PfSense, firewall et portail captif



  • Bonjour tout le monde !

    Je suis un étudiant et je m'occupe du réseau d'un petit foyer d'étudiant, environ 150 étudiants l'utilisent quotidiennement.

    La configuration actuelle est un réseau Wi-Fi ouvert avec un portail captif, Ucopia. Nous rencontrons certains problèmes actuellement, particulièrement avec un paramètre sur le serveur embarqué LDAP, hérité sur le RADIUS (lui aussi embarqué sur l'Ucopia) qui déconnecte les utilisateurs. Impossible de modifier ce paramètre car je ne peux pas accéder au fichier, accessible uniquement en root, et le compte root Ucopia n'est pas disponible.

    Une solution serait d'utiliser un serveur externe pour l'annuaire et le radius, j'y réfléchis encore.

    Une autre solution serait de remplacer le serveur Ucopia par un serveur pfSense, et c'est la raison pour laquelle je suis venu poser des questions. :)

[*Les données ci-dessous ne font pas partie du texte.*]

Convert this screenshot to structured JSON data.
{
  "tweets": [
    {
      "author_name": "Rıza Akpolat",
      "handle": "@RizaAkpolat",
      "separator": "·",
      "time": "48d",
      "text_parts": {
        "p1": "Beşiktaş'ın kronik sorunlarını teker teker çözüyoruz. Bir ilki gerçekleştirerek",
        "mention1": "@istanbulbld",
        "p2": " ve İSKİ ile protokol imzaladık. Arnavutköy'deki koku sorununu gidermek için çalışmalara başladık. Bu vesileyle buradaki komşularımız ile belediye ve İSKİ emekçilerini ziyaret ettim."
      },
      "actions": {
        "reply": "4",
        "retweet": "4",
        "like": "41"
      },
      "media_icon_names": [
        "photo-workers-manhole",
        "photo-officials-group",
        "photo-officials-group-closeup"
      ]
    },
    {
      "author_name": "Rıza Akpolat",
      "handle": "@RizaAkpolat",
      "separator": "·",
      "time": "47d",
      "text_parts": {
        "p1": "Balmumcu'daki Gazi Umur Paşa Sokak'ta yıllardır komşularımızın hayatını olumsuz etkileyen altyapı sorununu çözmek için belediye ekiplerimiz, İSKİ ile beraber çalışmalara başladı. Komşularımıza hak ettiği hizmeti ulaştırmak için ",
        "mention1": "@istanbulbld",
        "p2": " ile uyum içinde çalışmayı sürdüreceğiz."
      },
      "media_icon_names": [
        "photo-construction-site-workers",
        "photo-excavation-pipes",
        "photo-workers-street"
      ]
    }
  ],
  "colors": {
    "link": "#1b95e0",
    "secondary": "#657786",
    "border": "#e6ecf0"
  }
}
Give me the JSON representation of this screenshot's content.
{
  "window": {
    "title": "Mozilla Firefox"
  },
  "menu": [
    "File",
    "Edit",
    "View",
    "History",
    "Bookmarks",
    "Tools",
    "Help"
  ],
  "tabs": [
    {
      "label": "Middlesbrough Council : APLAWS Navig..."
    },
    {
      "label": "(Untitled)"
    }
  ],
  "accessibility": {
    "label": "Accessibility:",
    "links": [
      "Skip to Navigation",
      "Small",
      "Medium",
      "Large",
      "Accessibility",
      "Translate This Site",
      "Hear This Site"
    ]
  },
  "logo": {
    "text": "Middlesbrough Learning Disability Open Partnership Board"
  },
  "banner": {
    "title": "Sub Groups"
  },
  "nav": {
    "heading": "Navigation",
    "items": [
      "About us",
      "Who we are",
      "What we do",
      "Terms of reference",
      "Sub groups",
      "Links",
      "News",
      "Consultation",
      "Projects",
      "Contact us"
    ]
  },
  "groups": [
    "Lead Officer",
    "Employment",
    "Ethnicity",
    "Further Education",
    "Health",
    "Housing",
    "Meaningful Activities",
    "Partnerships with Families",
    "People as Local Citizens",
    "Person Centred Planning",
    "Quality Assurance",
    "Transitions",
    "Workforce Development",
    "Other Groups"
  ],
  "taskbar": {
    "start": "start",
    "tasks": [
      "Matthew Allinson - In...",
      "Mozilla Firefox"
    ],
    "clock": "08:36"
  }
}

    Quelques nécessités de base :

    • Est-ce qu'il y a un système d'authentification (type couple annuaire/radius) qui permet de gérer les utilisateurs facilement ?
    • Est-ce que l'on peut accéder à un historique de navigation par utilisateur ? (nécessité légale)
    • Est-ce qu'on peut sortir facilement des données statistiques, par exemple l'utilisation de la bande passante par utilisateur, sur une échelle d'heures, jours, semaines et mois ? (Il me semble que pour cela, ça se base sur ntop non ?)
    • Je suis uniquement bénévole car domicilié à mon foyer d'étudiant, est-ce qu'une partie de l'administration (au moins celle des utilisateurs, création, blocage ect…) est suffisamment instinctive, pour qu'un étudiant pas forcément en informatique/réseau puisse prendre ma suite quand je partirai ?
    • On ne devrait avoir besoin que d'une interface de sortie et une interface d'entrée, et je souhaiterai utiliser un boitier tout fait en tant que pare-feu. Lesquels des produits proposés sont capables de supporter 150 connexions spontanées (même si ce pic n'est jamais atteint) ? https://netgate.com/products/sg-2440.html

    Voilà, je crois que j'ai à peu près fait le tour des questions que je me posais. Merci à ceux qui me lisent de m'accorder leur attention. :)



  • Salut salut

    Vous avez deja bien dégrossi la problématique bien que ne suivant pas strictement la charte de la section.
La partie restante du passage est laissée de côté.